Investigating "Remote Access Tool" findings

Overview

This guide provides helpful tips and considerations when investigating “Remote Access Tool” findings, which are triggered by remote monitoring and management (RMM) tool activity on a device. Ransomware operators use RMM tools to bypass detection by blending into environments, elevate privileges, move laterally, and maintain command and control. This tactic is why we built several detection rules to cover popular RMM tools on the market.
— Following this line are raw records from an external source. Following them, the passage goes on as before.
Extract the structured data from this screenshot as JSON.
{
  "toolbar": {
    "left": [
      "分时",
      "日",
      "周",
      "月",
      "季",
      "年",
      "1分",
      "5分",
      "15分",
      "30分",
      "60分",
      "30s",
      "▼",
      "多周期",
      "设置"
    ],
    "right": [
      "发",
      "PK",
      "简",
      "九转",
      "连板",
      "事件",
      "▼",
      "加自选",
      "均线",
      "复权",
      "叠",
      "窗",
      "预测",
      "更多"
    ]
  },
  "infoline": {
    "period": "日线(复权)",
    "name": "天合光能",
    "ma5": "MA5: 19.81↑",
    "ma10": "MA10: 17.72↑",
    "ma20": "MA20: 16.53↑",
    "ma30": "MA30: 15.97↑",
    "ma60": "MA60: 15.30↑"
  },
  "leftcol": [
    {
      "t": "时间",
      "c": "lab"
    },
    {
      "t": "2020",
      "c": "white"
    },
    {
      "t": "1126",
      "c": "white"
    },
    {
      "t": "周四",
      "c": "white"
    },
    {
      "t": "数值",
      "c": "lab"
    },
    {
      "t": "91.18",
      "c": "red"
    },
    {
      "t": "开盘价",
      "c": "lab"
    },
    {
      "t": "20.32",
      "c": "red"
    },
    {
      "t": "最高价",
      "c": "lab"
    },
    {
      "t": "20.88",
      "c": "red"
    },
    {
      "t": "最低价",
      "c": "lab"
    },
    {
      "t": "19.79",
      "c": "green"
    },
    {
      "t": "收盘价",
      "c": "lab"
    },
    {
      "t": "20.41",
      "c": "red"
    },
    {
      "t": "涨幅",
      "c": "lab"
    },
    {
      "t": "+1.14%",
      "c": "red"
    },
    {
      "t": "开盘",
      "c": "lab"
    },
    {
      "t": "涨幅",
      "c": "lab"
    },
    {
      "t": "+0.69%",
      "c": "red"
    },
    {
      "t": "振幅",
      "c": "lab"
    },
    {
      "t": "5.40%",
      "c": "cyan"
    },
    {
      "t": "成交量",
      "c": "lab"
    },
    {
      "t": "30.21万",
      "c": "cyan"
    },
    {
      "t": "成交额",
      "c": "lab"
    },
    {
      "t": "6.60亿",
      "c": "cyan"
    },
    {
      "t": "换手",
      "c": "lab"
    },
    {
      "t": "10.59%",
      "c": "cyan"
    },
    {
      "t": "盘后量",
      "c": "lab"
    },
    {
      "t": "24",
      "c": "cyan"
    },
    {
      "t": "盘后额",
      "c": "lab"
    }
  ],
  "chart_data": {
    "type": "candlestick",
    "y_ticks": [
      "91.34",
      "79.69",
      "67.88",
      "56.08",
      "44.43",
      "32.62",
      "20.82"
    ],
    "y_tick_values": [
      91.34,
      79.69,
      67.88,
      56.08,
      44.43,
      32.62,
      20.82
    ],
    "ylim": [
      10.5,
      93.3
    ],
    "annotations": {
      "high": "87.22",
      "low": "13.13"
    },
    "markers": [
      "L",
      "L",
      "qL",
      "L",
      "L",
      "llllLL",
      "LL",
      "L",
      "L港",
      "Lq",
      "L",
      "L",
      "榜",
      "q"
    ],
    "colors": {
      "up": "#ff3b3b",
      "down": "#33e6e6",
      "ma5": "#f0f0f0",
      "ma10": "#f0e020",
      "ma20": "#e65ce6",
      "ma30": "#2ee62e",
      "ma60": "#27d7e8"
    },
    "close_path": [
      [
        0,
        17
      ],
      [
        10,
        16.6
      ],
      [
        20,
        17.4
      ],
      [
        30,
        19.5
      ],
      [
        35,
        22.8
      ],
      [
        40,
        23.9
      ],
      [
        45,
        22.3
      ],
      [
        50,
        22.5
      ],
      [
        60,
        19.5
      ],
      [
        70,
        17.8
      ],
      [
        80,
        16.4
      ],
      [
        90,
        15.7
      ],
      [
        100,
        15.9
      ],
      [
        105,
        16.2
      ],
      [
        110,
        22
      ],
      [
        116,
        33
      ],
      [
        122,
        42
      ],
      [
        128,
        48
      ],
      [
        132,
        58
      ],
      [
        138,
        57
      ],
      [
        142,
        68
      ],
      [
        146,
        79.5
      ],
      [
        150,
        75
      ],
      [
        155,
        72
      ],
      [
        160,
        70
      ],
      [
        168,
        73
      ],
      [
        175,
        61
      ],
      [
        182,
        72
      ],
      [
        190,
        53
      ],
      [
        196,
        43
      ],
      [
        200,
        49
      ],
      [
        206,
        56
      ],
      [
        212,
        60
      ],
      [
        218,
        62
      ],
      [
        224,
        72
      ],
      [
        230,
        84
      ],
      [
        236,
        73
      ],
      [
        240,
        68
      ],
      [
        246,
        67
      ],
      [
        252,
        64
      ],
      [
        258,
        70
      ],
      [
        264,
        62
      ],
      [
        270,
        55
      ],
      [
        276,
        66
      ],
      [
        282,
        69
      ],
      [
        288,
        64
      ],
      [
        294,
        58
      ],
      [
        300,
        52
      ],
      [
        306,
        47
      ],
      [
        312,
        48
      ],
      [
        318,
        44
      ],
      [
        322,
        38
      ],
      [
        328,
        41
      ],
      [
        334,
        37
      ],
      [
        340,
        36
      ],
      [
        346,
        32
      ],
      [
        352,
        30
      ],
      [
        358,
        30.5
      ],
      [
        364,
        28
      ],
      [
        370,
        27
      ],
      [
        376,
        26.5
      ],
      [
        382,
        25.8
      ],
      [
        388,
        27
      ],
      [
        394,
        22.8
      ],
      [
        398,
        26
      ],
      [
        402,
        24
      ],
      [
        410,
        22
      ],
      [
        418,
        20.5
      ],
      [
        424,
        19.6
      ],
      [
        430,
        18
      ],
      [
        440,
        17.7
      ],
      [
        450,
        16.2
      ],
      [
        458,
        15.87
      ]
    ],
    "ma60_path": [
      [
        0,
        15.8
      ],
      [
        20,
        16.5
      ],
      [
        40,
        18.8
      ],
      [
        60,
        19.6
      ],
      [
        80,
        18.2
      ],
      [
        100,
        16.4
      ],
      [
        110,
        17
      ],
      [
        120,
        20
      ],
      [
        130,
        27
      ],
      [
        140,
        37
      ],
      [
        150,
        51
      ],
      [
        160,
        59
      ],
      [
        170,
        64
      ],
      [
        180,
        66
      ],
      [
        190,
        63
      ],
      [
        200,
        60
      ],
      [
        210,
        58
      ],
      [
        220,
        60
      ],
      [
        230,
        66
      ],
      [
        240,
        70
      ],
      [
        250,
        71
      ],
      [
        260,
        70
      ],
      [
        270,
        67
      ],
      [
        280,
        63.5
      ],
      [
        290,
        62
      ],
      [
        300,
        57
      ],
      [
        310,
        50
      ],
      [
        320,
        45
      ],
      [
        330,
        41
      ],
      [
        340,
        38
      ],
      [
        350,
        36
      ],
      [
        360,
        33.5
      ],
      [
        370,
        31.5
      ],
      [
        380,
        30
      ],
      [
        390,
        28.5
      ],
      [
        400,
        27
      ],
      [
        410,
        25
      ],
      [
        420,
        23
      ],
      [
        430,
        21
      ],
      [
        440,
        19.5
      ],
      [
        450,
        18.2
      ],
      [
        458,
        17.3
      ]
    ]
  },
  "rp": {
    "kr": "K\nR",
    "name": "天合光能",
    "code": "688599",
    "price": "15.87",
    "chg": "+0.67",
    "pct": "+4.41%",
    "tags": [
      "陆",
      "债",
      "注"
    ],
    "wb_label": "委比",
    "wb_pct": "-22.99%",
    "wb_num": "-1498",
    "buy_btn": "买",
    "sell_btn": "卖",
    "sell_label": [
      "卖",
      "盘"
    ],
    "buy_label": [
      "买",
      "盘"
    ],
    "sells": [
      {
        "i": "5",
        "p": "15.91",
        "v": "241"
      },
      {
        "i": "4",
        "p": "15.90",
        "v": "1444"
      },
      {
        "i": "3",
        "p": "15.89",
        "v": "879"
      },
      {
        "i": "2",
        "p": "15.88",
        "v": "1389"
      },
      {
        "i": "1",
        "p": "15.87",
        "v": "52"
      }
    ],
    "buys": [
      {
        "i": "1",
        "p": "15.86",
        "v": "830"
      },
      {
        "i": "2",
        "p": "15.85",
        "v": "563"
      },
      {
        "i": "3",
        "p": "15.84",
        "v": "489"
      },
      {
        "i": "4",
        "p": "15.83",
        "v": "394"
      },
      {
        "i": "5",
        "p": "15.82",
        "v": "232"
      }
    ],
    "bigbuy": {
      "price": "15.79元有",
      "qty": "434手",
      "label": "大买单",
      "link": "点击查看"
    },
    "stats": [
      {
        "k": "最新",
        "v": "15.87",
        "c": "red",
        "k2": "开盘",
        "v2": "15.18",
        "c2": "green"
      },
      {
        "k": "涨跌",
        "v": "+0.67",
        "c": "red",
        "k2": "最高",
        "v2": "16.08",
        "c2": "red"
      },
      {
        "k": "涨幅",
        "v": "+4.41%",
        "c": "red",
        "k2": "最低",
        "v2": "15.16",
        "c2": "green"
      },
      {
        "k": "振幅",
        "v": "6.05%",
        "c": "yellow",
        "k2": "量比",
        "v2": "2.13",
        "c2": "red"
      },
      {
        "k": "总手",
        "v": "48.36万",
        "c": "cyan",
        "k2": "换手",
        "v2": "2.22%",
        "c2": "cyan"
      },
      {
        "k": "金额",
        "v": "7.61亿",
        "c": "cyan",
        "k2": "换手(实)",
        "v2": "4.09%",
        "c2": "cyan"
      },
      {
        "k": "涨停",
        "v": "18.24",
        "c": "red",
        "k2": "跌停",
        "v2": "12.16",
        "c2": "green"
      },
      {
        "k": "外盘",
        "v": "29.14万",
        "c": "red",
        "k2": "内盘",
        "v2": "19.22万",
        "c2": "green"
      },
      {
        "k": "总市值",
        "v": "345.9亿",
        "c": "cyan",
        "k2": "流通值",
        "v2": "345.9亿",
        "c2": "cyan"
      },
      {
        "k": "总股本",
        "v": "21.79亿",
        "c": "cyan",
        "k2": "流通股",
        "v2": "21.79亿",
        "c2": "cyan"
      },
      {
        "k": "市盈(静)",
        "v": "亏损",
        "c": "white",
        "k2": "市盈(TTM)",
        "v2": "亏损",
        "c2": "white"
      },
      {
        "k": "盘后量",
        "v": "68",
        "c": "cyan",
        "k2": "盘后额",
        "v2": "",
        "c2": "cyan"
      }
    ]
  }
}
The group of “Remote Access Tool” findings includes the following:

Remote Access Tool: AnyDesk
Remote Access Tool: Atera
Remote Access Tool: GoToMyPC or GoToAssist
Remote Access Tool: LogMeIn
Remote Access Tool: NetSupport Manager
Remote Access Tool: RustDesk
Remote Access Tool: ScreenConnect
Remote Access Tool: Splashtop
Remote Access Tool: TeamViewer

Events that can trigger “Remote Access” findings

Below are some common cases and tips for investigating remote access findings.

Scenario	Considerations
Known Tools	You may already have an established RMM tool within the organization. Review and verify that it is expected to be active during the time when the activity occurred.
Unknown Tools	A new tool may have recently been added within your organization that you have not yet added to an allowlist, or it could be a threat actor. Review whether the tool is in your list of approved or unapproved RMM tools. A proactive approach is to utilize ACLs to block URLs associated with RMM tools that are specifically not approved, such as the following: AnyDesk .net.anydesk[.]com Atera .atera.com, ps.pndsn[.]com ConnectWise .screenconnect[.]com LogMeIn .logmein[.]com Splashtop .splashtop[.]com TeamViewer .teamviewer[.]com Threat actors may try to hide the locations of RMM software. Look in odd directories such as “Public” or “Music” directories for these tools or any unexpected locations where an administrator in your organization would install them. Interviewing end users can help to uncover how and why this tool was introduced on the device.
False Positives	We have observed scans from Tenable trigger some of these detections. If the `command` activity shows Tenable scanning, you can filter out this activity by filtering the `devname` and a portion of the `command` from the scan.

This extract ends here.